Moving forward as a country, we need a disciplined, professional and well-resourced Police Force that serves the nation and ordinary Sierra Leoneans, and not just our chosen representatives and governors. The Police (and for that matter the Judiciary and Anti-Corruption Commission) acting on “orders from above” should be a thing of the past, if we are to put our democracy to the test and rest. It was thus a big moment in our history when former Police Inspector-General, Mr. Keith Biddle, charged the late Hon. S. B. Marrah, then Majority Leader of the House of Parliament who was revered by H. E. President Kabbah, to court for assaulting a Police officer on duty!

The Army and other security forces should equally be patriotic and impartial in executing their duties to the State; their business being to impartially defend the lives and properties of every Sierra Leonean. The foreign/UN training of segments of the Army and the Police Forces should thus show out when on national duty.

Conclusion:

Our history of violence during the nation’s civil insurrection has clearly taught us to be true to ourselves, love one another and stand above bigotry, sycophancy and ethnic or regional hate. It begs the question to be religiously tolerant and inter-marry each other but yet remain politically divided; such state of affairs only exist when never-do-wells and charlatans (both at home and abroad) identify their political and selfish goals ahead of us, often through party politics, and use them to plunder the state and divide us. Never again, should we permit this state of affairs to prevail and continue!

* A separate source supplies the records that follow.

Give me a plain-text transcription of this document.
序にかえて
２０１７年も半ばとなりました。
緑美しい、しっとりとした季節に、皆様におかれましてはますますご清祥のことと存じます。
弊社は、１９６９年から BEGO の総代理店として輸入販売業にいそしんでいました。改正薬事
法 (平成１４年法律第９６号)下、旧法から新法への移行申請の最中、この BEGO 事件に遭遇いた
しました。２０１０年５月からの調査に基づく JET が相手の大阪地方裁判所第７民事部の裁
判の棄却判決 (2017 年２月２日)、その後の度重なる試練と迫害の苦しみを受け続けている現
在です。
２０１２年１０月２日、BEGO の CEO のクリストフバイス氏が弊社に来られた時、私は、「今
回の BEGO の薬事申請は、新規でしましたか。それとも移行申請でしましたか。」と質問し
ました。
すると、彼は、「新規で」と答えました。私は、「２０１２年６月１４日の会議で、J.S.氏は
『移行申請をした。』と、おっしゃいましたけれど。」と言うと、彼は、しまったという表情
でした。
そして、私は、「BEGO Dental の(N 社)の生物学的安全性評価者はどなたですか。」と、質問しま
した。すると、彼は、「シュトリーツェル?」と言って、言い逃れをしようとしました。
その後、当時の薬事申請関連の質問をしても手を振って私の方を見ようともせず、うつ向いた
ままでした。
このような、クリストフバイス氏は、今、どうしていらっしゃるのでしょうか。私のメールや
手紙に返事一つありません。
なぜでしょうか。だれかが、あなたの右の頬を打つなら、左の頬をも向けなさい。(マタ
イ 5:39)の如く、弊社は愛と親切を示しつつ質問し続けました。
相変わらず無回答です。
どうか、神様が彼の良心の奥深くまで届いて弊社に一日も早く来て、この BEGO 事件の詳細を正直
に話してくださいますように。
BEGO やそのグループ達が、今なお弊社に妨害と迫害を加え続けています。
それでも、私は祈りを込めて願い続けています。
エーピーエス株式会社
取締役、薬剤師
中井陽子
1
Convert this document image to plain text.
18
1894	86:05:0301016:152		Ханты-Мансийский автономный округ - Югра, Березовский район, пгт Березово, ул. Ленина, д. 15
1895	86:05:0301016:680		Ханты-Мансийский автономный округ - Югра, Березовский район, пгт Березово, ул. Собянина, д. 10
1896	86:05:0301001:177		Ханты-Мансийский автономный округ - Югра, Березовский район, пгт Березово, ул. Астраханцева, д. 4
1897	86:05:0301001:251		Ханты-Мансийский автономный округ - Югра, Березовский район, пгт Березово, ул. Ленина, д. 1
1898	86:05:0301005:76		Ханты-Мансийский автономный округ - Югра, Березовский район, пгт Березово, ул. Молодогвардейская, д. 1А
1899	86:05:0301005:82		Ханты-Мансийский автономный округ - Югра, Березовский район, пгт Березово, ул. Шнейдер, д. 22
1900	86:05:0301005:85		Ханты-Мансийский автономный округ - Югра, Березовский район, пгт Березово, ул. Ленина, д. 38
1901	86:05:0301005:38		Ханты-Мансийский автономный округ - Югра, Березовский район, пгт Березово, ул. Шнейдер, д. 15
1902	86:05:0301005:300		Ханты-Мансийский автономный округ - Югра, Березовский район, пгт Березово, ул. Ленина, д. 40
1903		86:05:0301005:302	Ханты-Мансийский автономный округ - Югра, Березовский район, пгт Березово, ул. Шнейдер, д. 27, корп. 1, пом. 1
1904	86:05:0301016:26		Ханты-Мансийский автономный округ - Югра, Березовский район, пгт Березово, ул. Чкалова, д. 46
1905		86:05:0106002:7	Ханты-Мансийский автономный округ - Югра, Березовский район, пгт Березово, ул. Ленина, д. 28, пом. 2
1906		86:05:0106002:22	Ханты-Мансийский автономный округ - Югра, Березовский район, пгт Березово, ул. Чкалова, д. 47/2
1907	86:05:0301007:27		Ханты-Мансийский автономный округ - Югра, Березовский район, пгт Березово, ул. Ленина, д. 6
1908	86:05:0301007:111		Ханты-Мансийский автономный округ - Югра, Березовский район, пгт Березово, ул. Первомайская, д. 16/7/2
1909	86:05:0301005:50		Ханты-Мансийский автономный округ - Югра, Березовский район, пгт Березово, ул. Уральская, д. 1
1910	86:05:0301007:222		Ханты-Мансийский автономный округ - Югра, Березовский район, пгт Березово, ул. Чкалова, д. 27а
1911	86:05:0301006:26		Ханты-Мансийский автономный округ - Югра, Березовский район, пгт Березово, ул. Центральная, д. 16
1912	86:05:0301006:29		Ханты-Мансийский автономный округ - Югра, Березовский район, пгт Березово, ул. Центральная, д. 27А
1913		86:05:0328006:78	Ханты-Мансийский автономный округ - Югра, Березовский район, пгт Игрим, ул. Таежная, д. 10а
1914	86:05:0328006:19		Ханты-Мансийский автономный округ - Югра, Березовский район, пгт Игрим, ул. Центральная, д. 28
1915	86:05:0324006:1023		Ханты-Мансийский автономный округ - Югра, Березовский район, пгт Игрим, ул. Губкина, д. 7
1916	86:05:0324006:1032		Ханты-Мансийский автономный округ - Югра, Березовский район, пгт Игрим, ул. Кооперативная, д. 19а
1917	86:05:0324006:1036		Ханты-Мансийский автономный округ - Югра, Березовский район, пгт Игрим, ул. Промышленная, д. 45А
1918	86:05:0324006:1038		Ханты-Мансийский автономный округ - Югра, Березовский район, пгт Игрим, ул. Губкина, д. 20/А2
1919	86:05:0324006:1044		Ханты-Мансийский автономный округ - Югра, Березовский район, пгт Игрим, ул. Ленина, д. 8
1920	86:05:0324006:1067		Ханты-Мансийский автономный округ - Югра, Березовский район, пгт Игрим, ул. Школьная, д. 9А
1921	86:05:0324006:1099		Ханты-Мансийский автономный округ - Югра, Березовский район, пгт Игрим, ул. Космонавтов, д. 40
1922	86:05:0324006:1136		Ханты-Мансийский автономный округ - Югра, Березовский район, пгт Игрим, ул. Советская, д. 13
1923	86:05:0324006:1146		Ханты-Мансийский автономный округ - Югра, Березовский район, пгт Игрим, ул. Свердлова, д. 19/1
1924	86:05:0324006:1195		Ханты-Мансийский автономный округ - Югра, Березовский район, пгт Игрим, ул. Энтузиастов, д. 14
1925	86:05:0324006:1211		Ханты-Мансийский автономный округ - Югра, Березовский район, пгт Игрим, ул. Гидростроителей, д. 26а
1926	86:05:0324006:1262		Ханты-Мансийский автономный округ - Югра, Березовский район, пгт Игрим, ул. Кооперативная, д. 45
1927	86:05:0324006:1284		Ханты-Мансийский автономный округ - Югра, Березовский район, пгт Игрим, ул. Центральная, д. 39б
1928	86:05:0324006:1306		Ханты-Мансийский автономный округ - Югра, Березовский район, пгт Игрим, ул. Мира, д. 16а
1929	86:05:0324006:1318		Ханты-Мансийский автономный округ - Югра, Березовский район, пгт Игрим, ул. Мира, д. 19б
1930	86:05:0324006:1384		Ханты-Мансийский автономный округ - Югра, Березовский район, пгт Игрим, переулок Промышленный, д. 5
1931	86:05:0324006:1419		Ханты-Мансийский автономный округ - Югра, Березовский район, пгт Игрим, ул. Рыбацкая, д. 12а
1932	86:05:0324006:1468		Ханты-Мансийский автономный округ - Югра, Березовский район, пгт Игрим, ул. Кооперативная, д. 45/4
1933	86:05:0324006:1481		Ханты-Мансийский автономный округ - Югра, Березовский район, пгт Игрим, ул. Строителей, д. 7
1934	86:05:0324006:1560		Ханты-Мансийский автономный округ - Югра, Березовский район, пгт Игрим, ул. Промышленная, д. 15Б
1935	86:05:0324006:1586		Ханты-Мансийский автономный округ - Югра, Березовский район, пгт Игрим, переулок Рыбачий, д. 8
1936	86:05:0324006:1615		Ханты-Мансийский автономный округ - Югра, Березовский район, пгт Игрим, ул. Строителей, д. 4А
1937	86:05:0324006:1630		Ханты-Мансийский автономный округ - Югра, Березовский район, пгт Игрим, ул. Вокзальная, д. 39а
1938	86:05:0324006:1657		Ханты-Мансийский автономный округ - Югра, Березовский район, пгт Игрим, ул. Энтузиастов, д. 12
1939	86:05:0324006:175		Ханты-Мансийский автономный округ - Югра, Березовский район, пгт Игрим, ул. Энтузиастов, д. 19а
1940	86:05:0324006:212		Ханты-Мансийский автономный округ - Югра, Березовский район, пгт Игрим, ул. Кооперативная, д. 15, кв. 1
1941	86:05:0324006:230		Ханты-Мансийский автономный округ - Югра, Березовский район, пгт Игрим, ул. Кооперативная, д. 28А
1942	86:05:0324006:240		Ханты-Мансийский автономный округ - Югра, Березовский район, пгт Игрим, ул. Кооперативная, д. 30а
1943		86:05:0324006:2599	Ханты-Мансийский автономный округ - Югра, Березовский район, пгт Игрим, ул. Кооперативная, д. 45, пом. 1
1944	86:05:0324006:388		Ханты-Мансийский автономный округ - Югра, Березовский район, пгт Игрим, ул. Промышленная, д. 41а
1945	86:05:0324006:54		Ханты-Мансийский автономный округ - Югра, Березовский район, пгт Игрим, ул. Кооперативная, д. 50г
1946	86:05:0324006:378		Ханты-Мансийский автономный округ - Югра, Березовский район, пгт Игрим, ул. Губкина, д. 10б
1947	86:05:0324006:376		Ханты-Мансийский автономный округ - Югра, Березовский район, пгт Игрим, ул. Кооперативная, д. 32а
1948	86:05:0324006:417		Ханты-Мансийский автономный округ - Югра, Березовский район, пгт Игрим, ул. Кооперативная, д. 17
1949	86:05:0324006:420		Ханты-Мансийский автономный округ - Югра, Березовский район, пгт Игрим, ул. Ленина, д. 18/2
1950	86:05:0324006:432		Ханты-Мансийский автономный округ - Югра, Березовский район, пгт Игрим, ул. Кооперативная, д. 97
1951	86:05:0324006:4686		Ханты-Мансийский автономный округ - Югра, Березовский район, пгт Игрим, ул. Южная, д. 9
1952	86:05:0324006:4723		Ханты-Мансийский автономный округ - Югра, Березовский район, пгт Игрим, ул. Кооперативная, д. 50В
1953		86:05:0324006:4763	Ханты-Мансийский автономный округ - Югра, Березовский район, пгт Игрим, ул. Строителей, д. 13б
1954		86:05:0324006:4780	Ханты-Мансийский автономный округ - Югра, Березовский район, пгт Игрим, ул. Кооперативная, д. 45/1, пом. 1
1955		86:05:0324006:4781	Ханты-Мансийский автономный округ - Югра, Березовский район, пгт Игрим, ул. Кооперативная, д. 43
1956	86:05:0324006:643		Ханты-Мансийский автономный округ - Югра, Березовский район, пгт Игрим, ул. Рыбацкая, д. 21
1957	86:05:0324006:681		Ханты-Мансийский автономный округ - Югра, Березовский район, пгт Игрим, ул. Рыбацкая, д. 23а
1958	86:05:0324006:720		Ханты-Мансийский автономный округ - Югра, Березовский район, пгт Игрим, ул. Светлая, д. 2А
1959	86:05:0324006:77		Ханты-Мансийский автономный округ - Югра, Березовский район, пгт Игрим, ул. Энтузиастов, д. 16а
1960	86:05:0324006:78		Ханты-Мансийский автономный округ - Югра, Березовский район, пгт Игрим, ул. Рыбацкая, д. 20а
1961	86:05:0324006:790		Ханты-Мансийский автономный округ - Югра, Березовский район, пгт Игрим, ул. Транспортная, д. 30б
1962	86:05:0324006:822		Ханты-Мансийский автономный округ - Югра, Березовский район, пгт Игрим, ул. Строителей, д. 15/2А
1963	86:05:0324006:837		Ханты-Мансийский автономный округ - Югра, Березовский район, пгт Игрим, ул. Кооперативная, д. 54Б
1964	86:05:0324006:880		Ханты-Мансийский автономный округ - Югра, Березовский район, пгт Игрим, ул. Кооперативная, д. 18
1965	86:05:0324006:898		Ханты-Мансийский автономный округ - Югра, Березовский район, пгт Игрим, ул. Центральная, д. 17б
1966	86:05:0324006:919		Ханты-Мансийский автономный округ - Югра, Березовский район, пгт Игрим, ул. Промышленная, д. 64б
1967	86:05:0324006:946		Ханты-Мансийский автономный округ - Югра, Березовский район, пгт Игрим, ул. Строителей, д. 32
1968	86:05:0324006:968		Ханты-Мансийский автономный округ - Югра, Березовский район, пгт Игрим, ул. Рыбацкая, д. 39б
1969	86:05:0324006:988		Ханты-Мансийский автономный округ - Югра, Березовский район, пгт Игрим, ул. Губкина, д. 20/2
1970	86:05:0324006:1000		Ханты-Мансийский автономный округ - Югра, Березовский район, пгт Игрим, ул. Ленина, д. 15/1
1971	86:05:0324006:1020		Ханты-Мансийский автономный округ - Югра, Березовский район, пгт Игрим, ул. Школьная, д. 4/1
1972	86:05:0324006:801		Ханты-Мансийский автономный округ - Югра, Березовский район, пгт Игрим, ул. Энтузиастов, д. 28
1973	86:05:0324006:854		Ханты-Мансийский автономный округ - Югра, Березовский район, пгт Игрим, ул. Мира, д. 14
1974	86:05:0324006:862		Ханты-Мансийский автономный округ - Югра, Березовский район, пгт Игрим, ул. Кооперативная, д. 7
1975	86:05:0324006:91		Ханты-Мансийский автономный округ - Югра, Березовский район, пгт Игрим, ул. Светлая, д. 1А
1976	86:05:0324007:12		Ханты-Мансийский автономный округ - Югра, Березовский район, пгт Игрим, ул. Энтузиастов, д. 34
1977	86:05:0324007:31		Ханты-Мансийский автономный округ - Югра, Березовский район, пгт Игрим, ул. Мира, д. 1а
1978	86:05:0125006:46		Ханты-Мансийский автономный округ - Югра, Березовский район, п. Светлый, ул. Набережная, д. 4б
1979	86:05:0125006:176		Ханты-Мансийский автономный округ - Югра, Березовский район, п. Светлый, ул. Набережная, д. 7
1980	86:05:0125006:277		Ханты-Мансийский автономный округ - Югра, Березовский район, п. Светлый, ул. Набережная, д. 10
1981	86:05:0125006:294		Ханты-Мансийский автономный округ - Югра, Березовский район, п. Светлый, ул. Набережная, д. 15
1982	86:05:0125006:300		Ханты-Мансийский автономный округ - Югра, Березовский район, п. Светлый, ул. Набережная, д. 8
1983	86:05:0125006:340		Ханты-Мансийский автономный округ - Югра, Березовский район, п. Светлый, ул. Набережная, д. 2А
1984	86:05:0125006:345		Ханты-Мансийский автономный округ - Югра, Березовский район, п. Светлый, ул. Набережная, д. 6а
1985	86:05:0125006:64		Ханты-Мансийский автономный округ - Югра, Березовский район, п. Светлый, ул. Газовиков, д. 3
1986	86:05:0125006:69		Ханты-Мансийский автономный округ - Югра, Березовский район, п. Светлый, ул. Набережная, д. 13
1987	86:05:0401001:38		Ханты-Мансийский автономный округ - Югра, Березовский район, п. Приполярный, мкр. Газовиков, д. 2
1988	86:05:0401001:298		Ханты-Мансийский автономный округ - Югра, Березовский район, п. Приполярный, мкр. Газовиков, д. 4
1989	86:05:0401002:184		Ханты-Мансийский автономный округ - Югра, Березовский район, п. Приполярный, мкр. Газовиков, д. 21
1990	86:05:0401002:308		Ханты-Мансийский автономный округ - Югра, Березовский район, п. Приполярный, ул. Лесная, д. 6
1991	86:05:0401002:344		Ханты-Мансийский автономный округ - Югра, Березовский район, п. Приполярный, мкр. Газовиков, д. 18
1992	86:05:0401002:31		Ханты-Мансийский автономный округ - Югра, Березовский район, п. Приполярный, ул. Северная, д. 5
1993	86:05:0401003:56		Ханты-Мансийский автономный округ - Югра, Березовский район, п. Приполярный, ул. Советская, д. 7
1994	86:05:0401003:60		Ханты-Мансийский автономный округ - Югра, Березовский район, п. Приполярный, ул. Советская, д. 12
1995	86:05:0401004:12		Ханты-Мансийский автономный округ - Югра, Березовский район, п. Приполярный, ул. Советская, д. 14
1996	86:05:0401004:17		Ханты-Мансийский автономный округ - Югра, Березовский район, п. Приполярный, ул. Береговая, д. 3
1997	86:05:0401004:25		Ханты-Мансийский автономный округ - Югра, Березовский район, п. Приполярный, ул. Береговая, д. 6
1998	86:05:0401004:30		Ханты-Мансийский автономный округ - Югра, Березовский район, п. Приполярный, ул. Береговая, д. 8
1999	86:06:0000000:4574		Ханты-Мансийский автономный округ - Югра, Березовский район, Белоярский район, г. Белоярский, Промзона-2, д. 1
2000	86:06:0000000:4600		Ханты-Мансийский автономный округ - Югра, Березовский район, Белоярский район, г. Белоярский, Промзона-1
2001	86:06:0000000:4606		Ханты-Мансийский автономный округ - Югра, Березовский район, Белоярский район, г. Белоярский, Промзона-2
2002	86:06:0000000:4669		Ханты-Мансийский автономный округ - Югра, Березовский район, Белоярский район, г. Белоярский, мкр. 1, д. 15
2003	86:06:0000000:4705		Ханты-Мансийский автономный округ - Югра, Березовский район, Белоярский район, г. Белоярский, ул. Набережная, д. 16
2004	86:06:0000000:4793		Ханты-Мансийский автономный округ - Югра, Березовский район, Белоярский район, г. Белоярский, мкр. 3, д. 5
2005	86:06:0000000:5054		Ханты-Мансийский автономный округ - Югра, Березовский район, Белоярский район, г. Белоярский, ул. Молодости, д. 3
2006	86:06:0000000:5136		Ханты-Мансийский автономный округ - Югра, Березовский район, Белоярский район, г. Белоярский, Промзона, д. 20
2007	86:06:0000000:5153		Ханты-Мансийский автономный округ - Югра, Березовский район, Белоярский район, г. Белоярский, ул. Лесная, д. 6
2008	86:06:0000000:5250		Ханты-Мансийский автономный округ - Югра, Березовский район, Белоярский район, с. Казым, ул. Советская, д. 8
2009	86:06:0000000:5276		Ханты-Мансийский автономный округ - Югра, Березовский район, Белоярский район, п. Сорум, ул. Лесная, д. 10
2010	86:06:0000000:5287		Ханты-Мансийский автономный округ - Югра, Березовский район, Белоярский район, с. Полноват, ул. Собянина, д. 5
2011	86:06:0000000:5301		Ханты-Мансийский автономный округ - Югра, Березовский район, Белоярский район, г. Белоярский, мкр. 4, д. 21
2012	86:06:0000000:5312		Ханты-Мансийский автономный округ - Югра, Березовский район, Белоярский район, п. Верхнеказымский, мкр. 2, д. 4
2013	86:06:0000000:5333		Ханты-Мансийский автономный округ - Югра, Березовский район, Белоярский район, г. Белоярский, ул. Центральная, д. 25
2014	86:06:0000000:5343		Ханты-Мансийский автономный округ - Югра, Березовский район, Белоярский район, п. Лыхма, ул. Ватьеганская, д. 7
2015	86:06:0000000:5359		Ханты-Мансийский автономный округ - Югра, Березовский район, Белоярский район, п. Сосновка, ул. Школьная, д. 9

And in order to remove the above sense of hope from rhetoric to action, it is time well-informed, well-meaning and enlightened Sierra Leoneans with a patriotic mindset, whatever their discipline, stepped up to fill the political space. This will certainly not be a welcoming idea to those ill-motivated folks whose breadbasket is the political plantation; but to eschew leadership challenges because of the smears that self-seeking charlatans peddle is to resign oneself to the blame game of mediocrity and generational finger-pointing. The constructive political debate or national dialogue must therefore start now, as it is often out of hard times and economic challenges that nations rise to map out their positive future!

Genuine and peaceful dialogue also means truly reviewing our current economic, social and constitutional situations and setting out a blue print for coming generations, so that successive political systems and regimes do not interfere with or derail our democratic path to success using tribal, regional or partisan underpinnings. I pray that our country rises again from the debris of being the first in many things after our 1961 independence until we lost it all through successive self-seeking power acquisitions!

May Allah bless Sierra Leone always!